2. Make Strategic Choices
Think strategically about the problem you are trying to solve, why you are trying to solve it, and what your role is or could be in solving it. Align the problem with your organization’s mission.
As you define the problem and identify key stakeholders and gatekeepers, think about whom you must influence and how can your curate that influence. Who is the best person to gain that influence? (Note: It may not be you.) Although it focuses on job quality, the National Fund’s report on workforce practitioner competencies and the related paper, Appreciating Employer Resistance to Job Design Changes, offer frameworks for identifying key influencers who can help you advance your agenda and overcome resistance.

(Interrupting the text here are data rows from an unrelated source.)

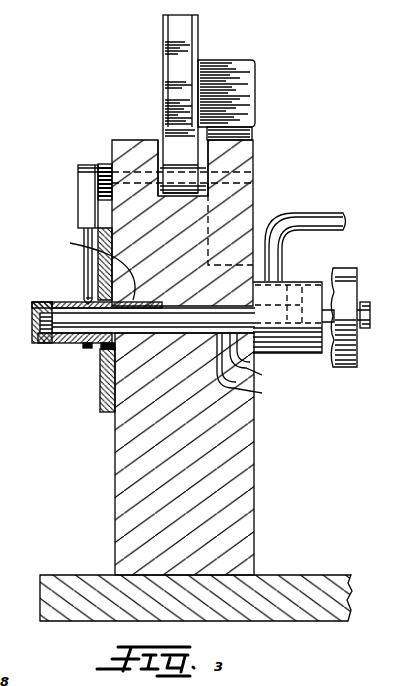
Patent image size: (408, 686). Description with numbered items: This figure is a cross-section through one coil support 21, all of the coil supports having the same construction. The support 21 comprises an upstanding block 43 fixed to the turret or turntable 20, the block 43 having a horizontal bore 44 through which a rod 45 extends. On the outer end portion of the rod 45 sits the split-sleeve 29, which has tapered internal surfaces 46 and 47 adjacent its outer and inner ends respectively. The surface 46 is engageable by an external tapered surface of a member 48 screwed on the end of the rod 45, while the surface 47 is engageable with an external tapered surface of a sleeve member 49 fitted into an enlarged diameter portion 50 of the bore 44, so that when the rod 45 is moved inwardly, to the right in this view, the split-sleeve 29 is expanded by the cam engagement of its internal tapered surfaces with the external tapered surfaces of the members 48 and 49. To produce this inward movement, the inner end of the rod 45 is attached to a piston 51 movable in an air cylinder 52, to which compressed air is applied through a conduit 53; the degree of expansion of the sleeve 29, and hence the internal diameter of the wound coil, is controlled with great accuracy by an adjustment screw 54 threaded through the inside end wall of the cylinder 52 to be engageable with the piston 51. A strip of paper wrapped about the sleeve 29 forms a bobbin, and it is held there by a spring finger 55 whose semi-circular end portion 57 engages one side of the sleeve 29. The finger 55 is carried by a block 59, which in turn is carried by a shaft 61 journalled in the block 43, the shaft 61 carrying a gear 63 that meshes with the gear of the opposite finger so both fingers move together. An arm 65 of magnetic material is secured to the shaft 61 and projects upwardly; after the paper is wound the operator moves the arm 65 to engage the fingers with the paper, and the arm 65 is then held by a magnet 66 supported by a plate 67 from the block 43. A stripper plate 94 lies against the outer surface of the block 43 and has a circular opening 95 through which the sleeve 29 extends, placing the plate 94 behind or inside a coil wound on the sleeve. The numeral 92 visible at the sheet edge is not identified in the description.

The turret 20 is at (303, 622).
The coil support 21 is at (111, 131).
The split-sleeve 29 is at (58, 344).
The upstanding block 43 is at (250, 500).
The horizontal bore 44 is at (250, 393).
The rod 45 is at (250, 375).
The tapered internal surface 46 is at (44, 302).
The tapered internal surface 47 is at (110, 306).
The member 48 is at (34, 343).
The sleeve member 49 is at (104, 351).
The enlarged diameter portion 50 is at (87, 268).
The piston 51 is at (296, 298).
The air cylinder 52 is at (318, 353).
The conduit 53 is at (300, 214).
The adjustment screw 54 is at (366, 302).
The spring finger 55 is at (84, 229).
The semi-circular end portion 57 is at (86, 348).
The block 59 is at (80, 198).
The shaft 61 is at (133, 166).
The gear 63 is at (100, 164).
The arm 65 is at (191, 37).
The magnet 66 is at (258, 83).
The plate 67 is at (251, 135).
The numeral 92 is at (69, 680).
The stripper plate 94 is at (106, 414).
The circular opening 95 is at (90, 298).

Pearl of wisdom: Learn what motivates the person or organization you are trying to influence. (It may not be what you think it is.) In the workforce field, we are told that we must make the business case and show the return on investment for anything we want to discuss with employers. This information helps you get in the door but rarely influences change. Find out what the real motivator is and plan accordingly.
3. Decide How and Where
When you are clear on the “what,” “why,” and “who,” think about the “how” and the “where.” Where are key decisions being made? Do you or your influencer need a seat at that table? If that table does not exist, should you create it? Do you have access to funding that may help influence decisions? Is the issue you are trying to influence significant enough to require an ongoing campaign or small enough to launch with a few targeted interactions?
Pearl of wisdom: When the National Fund started on its job-quality journey, we knew that it would be a long-term campaign of learning, building credibility, and changing minds and mindsets. We knew that we had to move the conversation — among workforce practitioners and employers alike — to design better jobs and address the skills gap. It became — and continues to be — a steady drip of narrative change. The work advances through every blog, conference presentation, tool, and funder interaction, and the impact is huge. Job quality is now mainstream. Think about how you can create a movement in your community.
4. Stay Relevant
Organizations can “die” in many ways, but one way is when they lose relevance in their local context and no longer add distinct value compared with other organizations. As an influencer, you and your organization must evolve and remain relevant. The people you want to influence likely have many voices telling them what to do. Sometimes, you can support and amplify those voices; other times, a unique message can catch people’s attention. For us, this is how the job-quality journey started. “Yes, the skills gap is real,” we said, “and employers need to make some changes, too.” That was a different message than the many voices asking for more funding for training programs. Ask yourself these questions frequently:
- How has our local workforce landscape shifted in the past six months? Have new players or priorities emerged, such as racial equity and inclusion?
- How does our organization’s work fit in that shifted landscape? Are we one of many, or do we make a definable difference?
- Are there newly identified needs or opportunities that no one is working on and for which our work would be a good fit? Could that be a definable difference or new value that we add?
- Have we learned anything from the “see and be seen” opportunities that could influence our thinking?
Pearl of wisdom: Stepping out and doing something new takes courage and tenacity. Trust your gut and do not get frustrated. Every idea has its time, and that time is often not anticipated. If you have an idea but are encountering resistance, do not give up: It may not be the right time. When it is the right time, things will move easier and faster than you ever thought possible. In the early days of our job-quality journey, many argued that we should not tell employers how to run their businesses. It was discouraging, but we knew that the work was important and necessary. When the right time for job quality arrived, the pieces fell into place.